Kavanaugh calls Roe V. Wade settled, but Dem critics unmoved

Sen. Susan Collins, R-Maine, speaks with Supreme Court nominee Judge Brett Kavanaugh at her office, before a private meeting on Capitol Hill in Washington on Tuesday, Aug. 21, 2018. (AP Photo/Jose Luis Magana)

WASHINGTON | Supreme Court nominee Brett Kavanaugh said Tuesday that he views Roe v. Wade as settled law, according to Sen. Susan Collins of Maine, but the answer did not pacify Democrats who say he would restrict abortion access from the bench.

Kavanaugh told Collins that he agrees with Chief Justice John Roberts, who called Roe v. Wade settled law during his 2005 confirmation hearings.

“We talked at great length about precedent and the application of stare decisis to abortion cases,” Collins said, using the legal term for settled precedent.

Kavanaugh had vowed to oppose President Donald Trump’s nominee if he had “demonstrated hostility” to the 1973 decision codifying abortion rights.

Collins called the meeting “very informative” and said they discussed a variety of topics.

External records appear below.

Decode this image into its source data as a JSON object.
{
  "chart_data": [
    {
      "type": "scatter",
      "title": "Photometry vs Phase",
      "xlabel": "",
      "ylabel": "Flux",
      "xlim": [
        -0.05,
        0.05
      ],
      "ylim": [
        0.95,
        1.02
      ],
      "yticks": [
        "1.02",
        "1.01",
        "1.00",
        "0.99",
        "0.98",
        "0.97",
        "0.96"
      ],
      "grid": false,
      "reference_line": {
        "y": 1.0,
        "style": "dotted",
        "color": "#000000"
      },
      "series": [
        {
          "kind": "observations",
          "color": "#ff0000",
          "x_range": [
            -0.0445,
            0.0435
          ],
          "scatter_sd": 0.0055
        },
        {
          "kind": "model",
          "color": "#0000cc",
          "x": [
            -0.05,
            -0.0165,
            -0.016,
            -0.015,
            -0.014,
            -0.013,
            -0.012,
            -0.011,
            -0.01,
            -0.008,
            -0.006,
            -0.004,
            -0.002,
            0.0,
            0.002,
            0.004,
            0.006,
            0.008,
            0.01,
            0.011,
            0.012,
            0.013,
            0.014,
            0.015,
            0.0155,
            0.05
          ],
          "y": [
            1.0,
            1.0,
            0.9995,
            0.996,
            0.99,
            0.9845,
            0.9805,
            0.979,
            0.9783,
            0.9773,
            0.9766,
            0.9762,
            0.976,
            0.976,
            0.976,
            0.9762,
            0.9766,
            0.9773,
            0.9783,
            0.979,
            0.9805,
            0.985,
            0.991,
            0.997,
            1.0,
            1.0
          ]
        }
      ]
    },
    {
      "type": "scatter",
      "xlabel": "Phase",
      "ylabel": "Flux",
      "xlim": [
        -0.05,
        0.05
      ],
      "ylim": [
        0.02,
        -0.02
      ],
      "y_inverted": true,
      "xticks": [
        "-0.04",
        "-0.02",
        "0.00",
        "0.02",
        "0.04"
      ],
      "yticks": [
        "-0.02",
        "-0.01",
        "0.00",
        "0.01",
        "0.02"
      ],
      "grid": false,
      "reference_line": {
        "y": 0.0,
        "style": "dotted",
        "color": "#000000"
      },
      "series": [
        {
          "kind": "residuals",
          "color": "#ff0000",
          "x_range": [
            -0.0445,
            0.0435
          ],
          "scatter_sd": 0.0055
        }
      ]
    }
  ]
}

She does not plan to make a decision on how to vote until after the Senate Judiciary Committee holds confirmation hearings for Kavanaugh, set for next month.

Kavanaugh has already met with most Senate Republicans, but winning support from Collins and Sen. Lisa Murkowski, R-Alaska, could be crucial. Both senators support access to abortion services.

Republicans maintain a narrow 50-49 majority in the Senate due to the absence of ailing Sen. John McCain, R-Ariz., and can’t afford a single defection on Kavanaugh if every Democrat votes no.

Democrats have complained that Republicans are withholding documents in their rush to confirm Trump’s pick for the court ahead of the midterm elections.

They want access to records that crossed Kavanaugh’s desk as Bush’s staff secretary. But Republicans have declined to pursue them, saying there are adequate records available from Kavanaugh’s previous administrative work, including 12 years as an appellate court justice.

The National Archives is also producing documents from Kavanaugh’s time serving during Kenneth Starr’s investigation of President Bill Clinton, but has said its larger cache of files from the Bush years won’t fully be delivered until later this year.